Corriere della Sera, 1 ottobre 2022
La nube di gas sulla Scandinavia
Enormi bolle che salgono dal mare, un chilometro di diametro. Che fanno levare un gas incolore, inodore, invisibile. Alto. Lontano. Diluito. Eppure inquietante. «Non abbiamo mai visto nulla di simile», sospira Cathrine Lund Myhre, ricercatrice norvegese sul clima: «Tutto questo aumenterà il metano nell’aria d’almeno il 20%». Se è stato un semplice incidente (e non ci crede più nessuno), alle navi è stato raccomandato di girare al largo, minimo 13 km. Se è stato un sabotaggio (ed è l’unica cosa su cui concordano tutti), alle marine militari di Norvegia, Francia, Germania e Gran Bretagna è stato ordinato di pattugliare con attenzione. Se c’è un rischio per tutti noi, ai meteorologi di mezz’Europa è stato chiesto di guardare con attenzione il cielo. «Con tutto quel che succede in questa guerra – ironizza Oleksandr Kharchenko, capo dell’agenzia energetica ucraina —, non sarà una nuvola di metano a spaventare l’Europa?».
Spaventare no, preoccupare sì: la quantità di gas che da lunedì s’alza dal Baltico, da quando si sono aperte le quattro falle nel gasdotto che collega alla Russia, è considerata dall’Unep – l’agenzia Onu che s’occupa d’ambiente – il più pericoloso rilascio di metano dannoso che si sia mai registrato. Una nuvola che grazie al jet stream, corrente d’alta quota che spinge verso il Sud, potrebbe arrivare anche sui Balcani o su alcune regioni italiane. Senza troppo rischio per l’uomo, sia chiaro. Casomai per il clima: il metano è un gas serra responsabile del buco nell’ozono e di molti cambiamenti climatici, il suo effetto sul riscaldamento globale – anche se 50 volte più breve – è 80 volte superiore a quello dell’anidride carbonica. E quant’è fuoruscito finora, al largo dell’isola danese di Bornholm, corrisponde alle emissioni d’un anno intero in una metropoli come Parigi o in un’intera nazione come la Danimarca.

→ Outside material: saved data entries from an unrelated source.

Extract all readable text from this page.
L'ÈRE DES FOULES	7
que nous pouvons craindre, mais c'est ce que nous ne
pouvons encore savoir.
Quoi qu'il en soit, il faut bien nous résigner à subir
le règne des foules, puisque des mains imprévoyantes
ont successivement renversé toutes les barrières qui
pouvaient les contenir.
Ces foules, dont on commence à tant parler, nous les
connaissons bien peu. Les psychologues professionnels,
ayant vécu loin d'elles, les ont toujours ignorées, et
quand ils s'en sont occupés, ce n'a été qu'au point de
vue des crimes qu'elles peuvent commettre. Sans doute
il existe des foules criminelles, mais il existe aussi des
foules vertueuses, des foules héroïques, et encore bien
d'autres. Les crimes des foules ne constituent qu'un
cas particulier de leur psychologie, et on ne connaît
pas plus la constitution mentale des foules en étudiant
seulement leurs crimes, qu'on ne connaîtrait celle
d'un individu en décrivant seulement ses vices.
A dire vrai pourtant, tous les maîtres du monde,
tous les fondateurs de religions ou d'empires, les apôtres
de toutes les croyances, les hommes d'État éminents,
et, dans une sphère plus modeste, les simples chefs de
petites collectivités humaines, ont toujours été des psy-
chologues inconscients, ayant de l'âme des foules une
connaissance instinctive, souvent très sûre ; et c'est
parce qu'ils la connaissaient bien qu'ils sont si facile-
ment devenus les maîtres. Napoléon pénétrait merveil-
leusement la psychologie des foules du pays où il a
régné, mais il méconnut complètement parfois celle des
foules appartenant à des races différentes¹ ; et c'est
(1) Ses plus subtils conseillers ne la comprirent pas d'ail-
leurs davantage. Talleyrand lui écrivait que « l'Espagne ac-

«Non sappiamo quanto gas sia, né la sua temperatura esatta, non sappiamo che impatto stia avendo nell’ambiente marino – spiega un osservatore collegato all’Unep —. Ma sappiamo i rischi che ci sono nell’aria. Perché questa nuvola è davvero brutta. Ed era l’ultima cosa che ci serviva in questo periodo, mentre stanno ripartendo anche le centrali a carbone e avremmo la necessità assoluta d’evitare altre emissioni rischiose».
Per fare paragoni. In dicembre, c’è stata la peggiore rottura del genere: su una pipeline offshore del Golfo del Messico, una fuga da cento tonnellate di metano all’ora, 40 mila tonnellate in diciassette giorni. E a Los Angeles, nel 2015, ci vollero diversi mesi perché ci fosse una perdita di gas naturale da 97 mila tonnellate. Qui s’è già arrivati almeno a 80 mila tonnellate in quattro giorni, con tutte le difficoltà a rilevare le esatte perdite in questa situazione. E quindi, ecco la domanda che subito segue: quanti giorni durerà, la grande falla? Il Nord Stream 1 non è attivo da agosto, il Nord Stream 2 non è mai entrato in funzione, però erano entrambi pieni di gas. Una delle quattro perdite s’è esaurita, dice Stoccolma. «Domani o al massimo lunedì – promette il gestore – dovrebbero svuotarsi i tubi».